According to the PingAM 8.0.2 Upgrade Guide and the "Plan the upgrade" documentation, a successful upgrade and potential rollback strategy rely on capturing the complete state of the application across three distinct locations on the filesystem. When PingAM is deployed in a container like Apache Tomcat, the configuration is not stored within the WAR file itself but is distributed to maintain persistence across redeployments.
The three critical areas that must be backed up are:
The Web Application Directory (/path/to/tomcat/webapps/openam/): This contains the expanded binaries, JSPs, and web-level configurations. While the upgrade involves replacing the openam.war file, backing up this folder preserves any manual customizations made to the UI, CSS, or specific library additions (JARs) in the WEB-INF/lib folder.
The Configuration Directory (<home directory>/openam/ or similar): This is the most vital component. By default, PingAM stores its instance-specific configuration, cryptographic keys (keystores), and internal metadata here. For file-based configurations (FBC), this directory holds the entire system state. Even with an external PingDS configuration store, this directory contains the bootstrap file and security secrets required to connect to that store.
The Bootstrap Configuration File (<home directory>/.openamcfg/): This hidden directory contains a file (usually named after the deployment path, e.g., am or openam) that tells the PingAM binaries where the actual configuration directory is located.
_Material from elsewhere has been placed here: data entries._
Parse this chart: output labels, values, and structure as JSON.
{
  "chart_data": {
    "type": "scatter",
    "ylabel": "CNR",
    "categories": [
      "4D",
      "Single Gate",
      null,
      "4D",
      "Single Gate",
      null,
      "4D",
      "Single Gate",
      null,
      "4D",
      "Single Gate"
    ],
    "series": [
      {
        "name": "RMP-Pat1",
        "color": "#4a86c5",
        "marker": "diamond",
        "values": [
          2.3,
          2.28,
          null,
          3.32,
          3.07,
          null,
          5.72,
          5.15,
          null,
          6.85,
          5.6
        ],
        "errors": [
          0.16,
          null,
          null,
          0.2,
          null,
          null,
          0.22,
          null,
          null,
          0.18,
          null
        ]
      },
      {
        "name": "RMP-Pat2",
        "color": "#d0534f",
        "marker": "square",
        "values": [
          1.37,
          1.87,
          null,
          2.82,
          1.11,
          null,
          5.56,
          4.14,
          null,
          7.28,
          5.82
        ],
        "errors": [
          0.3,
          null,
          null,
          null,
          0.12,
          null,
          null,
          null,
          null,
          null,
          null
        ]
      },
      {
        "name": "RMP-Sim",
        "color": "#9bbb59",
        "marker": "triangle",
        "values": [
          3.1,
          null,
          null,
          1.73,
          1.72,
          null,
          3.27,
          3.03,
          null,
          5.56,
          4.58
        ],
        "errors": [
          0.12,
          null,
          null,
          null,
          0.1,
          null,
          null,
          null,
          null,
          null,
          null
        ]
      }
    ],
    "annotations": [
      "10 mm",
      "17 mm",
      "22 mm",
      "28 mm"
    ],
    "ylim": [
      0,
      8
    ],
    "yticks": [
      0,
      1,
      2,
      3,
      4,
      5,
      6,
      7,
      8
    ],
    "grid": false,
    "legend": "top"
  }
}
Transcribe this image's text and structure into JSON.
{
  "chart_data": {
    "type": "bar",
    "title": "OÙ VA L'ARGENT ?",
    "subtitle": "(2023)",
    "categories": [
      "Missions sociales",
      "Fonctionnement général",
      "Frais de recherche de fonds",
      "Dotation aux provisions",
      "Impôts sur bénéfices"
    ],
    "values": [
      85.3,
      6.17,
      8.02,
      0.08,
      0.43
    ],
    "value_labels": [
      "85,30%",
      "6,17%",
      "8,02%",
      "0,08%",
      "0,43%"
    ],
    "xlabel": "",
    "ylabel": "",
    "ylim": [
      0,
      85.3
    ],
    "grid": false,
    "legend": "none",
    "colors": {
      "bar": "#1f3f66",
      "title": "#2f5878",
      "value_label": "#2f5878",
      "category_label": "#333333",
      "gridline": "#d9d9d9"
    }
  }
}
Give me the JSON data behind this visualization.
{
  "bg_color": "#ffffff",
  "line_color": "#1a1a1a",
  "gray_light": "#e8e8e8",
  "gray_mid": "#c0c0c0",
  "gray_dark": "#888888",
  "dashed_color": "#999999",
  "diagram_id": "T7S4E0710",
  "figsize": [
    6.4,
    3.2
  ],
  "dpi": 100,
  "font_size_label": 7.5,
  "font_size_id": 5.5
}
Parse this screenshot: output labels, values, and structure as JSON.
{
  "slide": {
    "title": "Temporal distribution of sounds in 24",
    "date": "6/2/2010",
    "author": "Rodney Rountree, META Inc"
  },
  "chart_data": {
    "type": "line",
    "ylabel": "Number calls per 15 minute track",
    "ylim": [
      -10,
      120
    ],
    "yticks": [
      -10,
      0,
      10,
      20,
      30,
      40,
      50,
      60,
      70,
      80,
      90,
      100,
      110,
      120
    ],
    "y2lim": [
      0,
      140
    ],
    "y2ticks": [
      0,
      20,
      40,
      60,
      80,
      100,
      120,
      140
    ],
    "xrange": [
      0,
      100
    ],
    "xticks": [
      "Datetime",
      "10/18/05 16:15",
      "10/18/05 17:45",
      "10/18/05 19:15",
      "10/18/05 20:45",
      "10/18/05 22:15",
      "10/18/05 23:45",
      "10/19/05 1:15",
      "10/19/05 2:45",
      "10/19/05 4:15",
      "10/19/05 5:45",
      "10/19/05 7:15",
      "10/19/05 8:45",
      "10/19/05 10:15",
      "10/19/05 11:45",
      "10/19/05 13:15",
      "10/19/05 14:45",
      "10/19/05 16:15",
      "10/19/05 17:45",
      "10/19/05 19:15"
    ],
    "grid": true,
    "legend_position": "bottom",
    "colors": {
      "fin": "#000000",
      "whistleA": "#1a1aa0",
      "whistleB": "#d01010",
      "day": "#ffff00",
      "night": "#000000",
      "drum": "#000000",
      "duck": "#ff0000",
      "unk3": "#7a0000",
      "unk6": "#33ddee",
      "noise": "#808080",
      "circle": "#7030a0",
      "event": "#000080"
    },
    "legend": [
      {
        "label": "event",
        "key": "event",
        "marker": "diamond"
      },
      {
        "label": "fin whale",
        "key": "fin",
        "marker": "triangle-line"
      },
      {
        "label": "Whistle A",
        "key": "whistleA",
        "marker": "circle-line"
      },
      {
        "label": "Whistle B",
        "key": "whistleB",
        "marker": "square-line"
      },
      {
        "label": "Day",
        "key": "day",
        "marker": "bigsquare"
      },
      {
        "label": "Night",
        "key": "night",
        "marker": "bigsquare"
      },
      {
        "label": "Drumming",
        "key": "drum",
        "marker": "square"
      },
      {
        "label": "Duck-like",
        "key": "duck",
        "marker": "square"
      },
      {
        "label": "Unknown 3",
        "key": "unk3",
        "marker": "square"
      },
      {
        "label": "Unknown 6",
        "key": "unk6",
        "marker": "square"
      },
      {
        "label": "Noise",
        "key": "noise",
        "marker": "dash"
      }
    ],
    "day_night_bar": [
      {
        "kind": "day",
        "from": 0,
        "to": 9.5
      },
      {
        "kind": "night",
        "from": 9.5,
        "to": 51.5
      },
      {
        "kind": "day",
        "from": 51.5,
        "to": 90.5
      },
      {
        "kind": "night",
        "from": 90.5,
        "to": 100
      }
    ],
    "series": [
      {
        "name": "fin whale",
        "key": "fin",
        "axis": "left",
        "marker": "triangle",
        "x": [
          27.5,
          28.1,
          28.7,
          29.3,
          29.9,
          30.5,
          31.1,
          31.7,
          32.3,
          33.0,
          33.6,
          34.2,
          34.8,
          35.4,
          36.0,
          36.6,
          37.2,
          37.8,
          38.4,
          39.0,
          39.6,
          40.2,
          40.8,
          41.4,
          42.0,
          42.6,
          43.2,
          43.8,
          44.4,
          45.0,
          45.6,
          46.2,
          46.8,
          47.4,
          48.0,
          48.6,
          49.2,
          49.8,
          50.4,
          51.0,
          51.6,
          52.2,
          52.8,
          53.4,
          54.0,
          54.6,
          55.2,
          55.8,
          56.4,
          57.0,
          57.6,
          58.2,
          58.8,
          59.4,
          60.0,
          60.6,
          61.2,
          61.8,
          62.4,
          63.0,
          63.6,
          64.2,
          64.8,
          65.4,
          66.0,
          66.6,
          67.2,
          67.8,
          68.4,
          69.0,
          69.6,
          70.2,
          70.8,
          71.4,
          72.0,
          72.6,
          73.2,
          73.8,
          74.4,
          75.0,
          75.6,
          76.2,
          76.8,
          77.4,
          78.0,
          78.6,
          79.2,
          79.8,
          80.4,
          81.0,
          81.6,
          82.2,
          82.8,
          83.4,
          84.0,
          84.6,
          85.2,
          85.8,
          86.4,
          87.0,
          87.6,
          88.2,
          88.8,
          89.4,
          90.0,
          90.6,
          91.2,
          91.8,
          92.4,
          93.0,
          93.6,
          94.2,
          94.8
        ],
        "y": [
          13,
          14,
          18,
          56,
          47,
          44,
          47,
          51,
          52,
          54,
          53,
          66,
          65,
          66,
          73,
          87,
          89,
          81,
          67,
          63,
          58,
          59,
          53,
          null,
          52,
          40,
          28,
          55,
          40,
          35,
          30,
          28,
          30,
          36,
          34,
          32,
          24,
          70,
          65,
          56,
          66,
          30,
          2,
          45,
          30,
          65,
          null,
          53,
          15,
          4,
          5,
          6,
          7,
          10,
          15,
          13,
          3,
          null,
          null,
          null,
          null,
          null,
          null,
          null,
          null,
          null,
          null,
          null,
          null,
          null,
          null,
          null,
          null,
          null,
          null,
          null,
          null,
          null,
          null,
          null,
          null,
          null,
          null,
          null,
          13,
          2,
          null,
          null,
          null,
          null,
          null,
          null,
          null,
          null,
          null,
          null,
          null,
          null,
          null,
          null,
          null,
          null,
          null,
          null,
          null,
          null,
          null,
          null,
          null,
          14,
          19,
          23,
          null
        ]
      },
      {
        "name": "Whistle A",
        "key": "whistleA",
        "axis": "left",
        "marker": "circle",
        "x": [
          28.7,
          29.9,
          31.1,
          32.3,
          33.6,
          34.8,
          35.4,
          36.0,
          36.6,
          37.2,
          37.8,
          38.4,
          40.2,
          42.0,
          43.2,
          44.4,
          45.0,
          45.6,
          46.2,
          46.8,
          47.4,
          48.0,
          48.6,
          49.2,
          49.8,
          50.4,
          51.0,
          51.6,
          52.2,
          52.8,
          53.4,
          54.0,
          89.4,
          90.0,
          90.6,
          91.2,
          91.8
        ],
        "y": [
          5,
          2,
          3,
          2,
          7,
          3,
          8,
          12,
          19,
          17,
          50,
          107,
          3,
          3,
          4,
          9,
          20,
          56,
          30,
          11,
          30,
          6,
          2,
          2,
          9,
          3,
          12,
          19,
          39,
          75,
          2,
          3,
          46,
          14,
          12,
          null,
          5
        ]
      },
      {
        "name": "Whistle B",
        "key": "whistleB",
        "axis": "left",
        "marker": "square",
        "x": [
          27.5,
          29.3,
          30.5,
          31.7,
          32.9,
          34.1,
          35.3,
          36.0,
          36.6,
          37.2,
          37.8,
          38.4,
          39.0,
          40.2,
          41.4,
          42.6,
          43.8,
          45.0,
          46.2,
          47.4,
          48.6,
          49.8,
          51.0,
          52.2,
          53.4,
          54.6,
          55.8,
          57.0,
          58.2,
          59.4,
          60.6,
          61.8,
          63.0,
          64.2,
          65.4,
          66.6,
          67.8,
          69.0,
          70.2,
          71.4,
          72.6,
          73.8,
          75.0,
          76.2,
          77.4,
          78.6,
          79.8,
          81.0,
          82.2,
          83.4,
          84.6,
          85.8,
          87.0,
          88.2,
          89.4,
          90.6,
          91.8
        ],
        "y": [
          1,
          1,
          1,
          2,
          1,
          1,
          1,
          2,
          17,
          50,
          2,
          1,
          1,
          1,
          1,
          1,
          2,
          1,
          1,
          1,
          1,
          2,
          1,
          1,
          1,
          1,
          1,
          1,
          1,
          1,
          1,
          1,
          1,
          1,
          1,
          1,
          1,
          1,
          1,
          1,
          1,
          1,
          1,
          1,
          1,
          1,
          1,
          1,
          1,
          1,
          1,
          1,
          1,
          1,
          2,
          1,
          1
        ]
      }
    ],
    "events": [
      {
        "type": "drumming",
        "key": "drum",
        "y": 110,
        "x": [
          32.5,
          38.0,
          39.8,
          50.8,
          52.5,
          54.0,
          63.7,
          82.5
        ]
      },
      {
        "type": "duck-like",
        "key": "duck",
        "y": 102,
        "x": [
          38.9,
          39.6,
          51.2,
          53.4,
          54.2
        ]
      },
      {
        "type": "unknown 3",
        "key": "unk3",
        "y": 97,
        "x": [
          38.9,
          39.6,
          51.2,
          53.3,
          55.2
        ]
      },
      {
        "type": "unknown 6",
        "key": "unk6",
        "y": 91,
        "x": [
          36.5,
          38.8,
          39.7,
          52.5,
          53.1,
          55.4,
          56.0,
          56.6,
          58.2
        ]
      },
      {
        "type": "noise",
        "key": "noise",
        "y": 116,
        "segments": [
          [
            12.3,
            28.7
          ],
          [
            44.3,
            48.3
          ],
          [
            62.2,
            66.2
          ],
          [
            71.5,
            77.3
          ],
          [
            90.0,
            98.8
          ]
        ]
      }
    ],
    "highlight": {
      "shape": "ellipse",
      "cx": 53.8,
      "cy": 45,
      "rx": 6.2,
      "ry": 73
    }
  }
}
Without this pointer, a restored PingAM instance will behave like a fresh installation and prompt for a new setup.
The documentation explicitly warns: "Always back up your deployment before you upgrade... For AM servers, you can roll back by restoring from a file system backup of the deployed servers and their configuration directories." Relying only on the webapps folder (Option A) or assuming automatic backups (Option B) will lead to data loss or an unrecoverable state.